Stage III. Involvement of lymph node regions on both sides of the diaphragm (III), subdivided into III1 = upper abdominal disease (splenic, hilar, coeliac or portal disease) and III2 = lower abdominal disease (para-aortic, iliac and mesenteric disease).
Stage IV. Disseminated involvement of one or more extralymphatic organs such as liver, lung and bone marrow, with or without lymph node involvement.

The absence or presence of the systemic symptoms described above is indicated by the suffix A or B respectively; E indicates involvement of a single extranodal site contiguous with or proximal to a known nodal site; X denotes the presence of bulky disease, > one-third widening of the mediastinum at T5–6 or >10cm maximum dimension of a nodal mass. The survival of patients declines with advancing stage, bulky disease (X) and the presence of systemic (B) symptoms.

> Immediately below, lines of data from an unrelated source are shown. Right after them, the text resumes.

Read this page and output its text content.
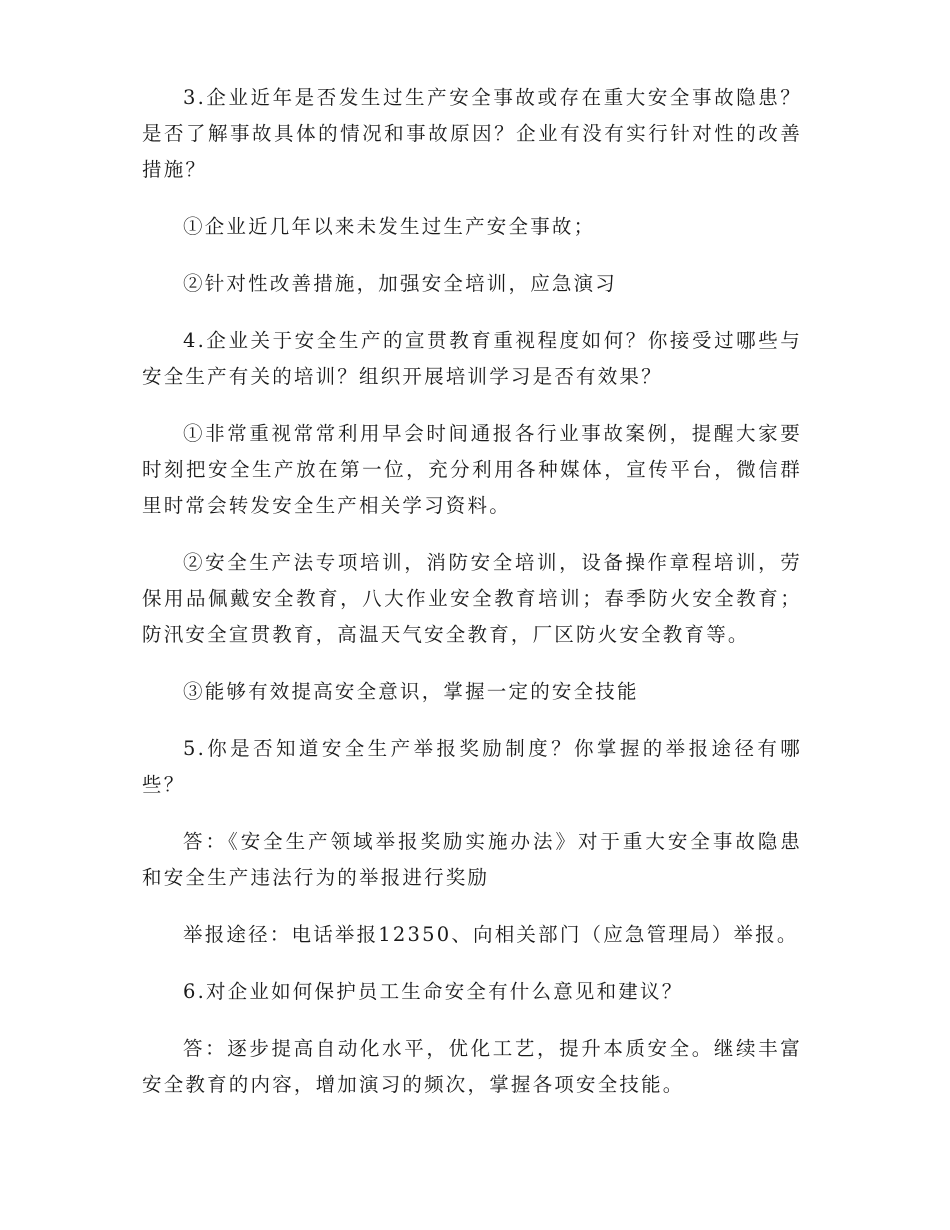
3.企业近年是否发生过生产安全事故或存在重大安全事故隐患？是否了解事故具体的情况和事故原因？企业有没有实行针对性的改善措施？

①企业近几年以来未发生过生产安全事故；

②针对性改善措施，加强安全培训，应急演习

4.企业关于安全生产的宣贯教育重视程度如何？你接受过哪些与安全生产有关的培训？组织开展培训学习是否有效果？

①非常重视常常利用早会时间通报各行业事故案例，提醒大家要时刻把安全生产放在第一位，充分利用各种媒体，宣传平台，微信群里时常会转发安全生产相关学习资料。

②安全生产法专项培训，消防安全培训，设备操作章程培训，劳保用品佩戴安全教育，八大作业安全教育培训；春季防火安全教育；防汛安全宣贯教育，高温天气安全教育，厂区防火安全教育等。

③能够有效提高安全意识，掌握一定的安全技能

5.你是否知道安全生产举报奖励制度？你掌握的举报途径有哪些？

答：《安全生产领域举报奖励实施办法》对于重大安全事故隐患和安全生产违法行为的举报进行奖励

举报途径：电话举报12350、向相关部门（应急管理局）举报。

6.对企业如何保护员工生命安全有什么意见和建议？

答：逐步提高自动化水平，优化工艺，提升本质安全。继续丰富安全教育的内容，增加演习的频次，掌握各项安全技能。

Classical Hodgkin’s lymphoma is also associated with a variety of haematological and biochemical abnormalities such as anaemia, lymphocytopenia, a raised erythrocyte sedimentation rate (ESR) and a low serum albumin. These abnormalities are also indicators of a reduced survival.


Classical Hodgkin’s lymphoma is principally a disease of lymph nodes. A lymph node biopsy is usually done to establish the diagnosis.

Macroscopically, affected lymph nodes are enlarged, with a smooth surface. Classical Hodgkin’s lymphoma, unlike the non-Hodgkin’s lymphomas, rarely breaches the lymph node capsule, a fact that accounts for the discrete nature of the lymphadenopathy upon palpation. The cut surface is usually homogeneously white (Fig. 22.6), although in some histological subtypes a nodular or fibrotic appearance may be present.